= 10 Pianos Street =

1. 10 Pianos Street is a concert-installation for ten old pianos composed by Yae for the Piano City Milano festival. It has been staged and performed for the first time in May 2013 at the prestigious Modern Art Gallery of Milan (GAM). #10 Pianos Street has been performed again in 2014 and in 2015 in Milan for the Expo in Città opening ceremony, for the Pietà Rondanini Museum opening ceremony, for the Nuova Darsena opening ceremony, in 2016 and 2017 for the Milan Design Week (Fuorisalone), in Varese for Cult City Lombardia, and in Milan for the Teatro del Buratto Bruno Munari opening Ceremony.

Ten old pianos, reconditioned, elaborated by street-artists and positioned in a strategic location in the town, play an original suite composed with spatial effects and choreographies involving the pianists. One of the pianos is free: everybody can sit down and play, improvising on the sounds of the suite. The score is fitted for an ensemble of piano students and teachers and includes parts with difficulties from amateur to expert. If possible, a famous pianist gets involved as tutor of the pianos ensemble. Out of the performances, everybody can enjoy the pianos.

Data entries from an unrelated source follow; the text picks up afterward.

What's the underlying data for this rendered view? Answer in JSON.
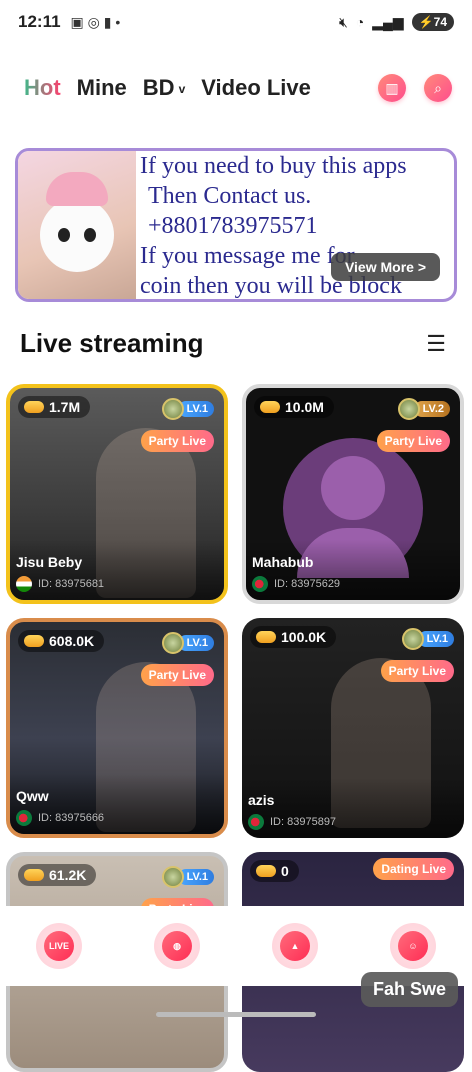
{
  "status_bar": {
    "time": "12:11",
    "battery": "74"
  },
  "top_nav": {
    "tabs": [
      {
        "label": "Hot",
        "active": true
      },
      {
        "label": "Mine"
      },
      {
        "label": "BD"
      },
      {
        "label": "Video Live"
      }
    ],
    "icons": [
      "ranking-icon",
      "search-icon"
    ]
  },
  "banner": {
    "line1": "If you need to buy this apps",
    "line2": "Then Contact us.",
    "line3": "+8801783975571",
    "line4": "If you message me for",
    "line5": "coin then you will be block",
    "view_more": "View More >"
  },
  "section": {
    "title": "Live streaming"
  },
  "streams": [
    {
      "coins": "1.7M",
      "level": "LV.1",
      "badge": "Party Live",
      "name": "Jisu Beby",
      "id": "ID: 83975681",
      "flag": "in"
    },
    {
      "coins": "10.0M",
      "level": "LV.2",
      "badge": "Party Live",
      "name": "Mahabub",
      "id": "ID: 83975629",
      "flag": "bd"
    },
    {
      "coins": "608.0K",
      "level": "LV.1",
      "badge": "Party Live",
      "name": "Qww",
      "id": "ID: 83975666",
      "flag": "bd"
    },
    {
      "coins": "100.0K",
      "level": "LV.1",
      "badge": "Party Live",
      "name": "azis",
      "id": "ID: 83975897",
      "flag": "bd"
    },
    {
      "coins": "61.2K",
      "level": "LV.1",
      "badge": "Party Live",
      "name": "",
      "id": "",
      "flag": "bd"
    },
    {
      "coins": "0",
      "level": "",
      "badge": "Dating Live",
      "name": "",
      "id": "",
      "flag": "bd"
    }
  ],
  "bottom_nav": {
    "items": [
      {
        "label": "LIVE",
        "icon": "live-tv-icon"
      },
      {
        "label": "",
        "icon": "planet-icon"
      },
      {
        "label": "",
        "icon": "bell-icon"
      },
      {
        "label": "",
        "icon": "smile-icon"
      }
    ]
  },
  "toast": "Fah Swe"
}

Every piano is on sale both as musical instrument and as a work of art, and the amount is donated to a charity project.

1. 10 Pianos Street is a farm to fork concept (local musicians, instruments, production and charity project); it aims to exchange energies from the outskirts (the street-artists, the schools of music, the old pianos) to the downtown and vice versa (the production costs, the charity project).

From October 2017 #10 Piano Street is hosted by the Teatro del Buratto Bruno Munari in Milan.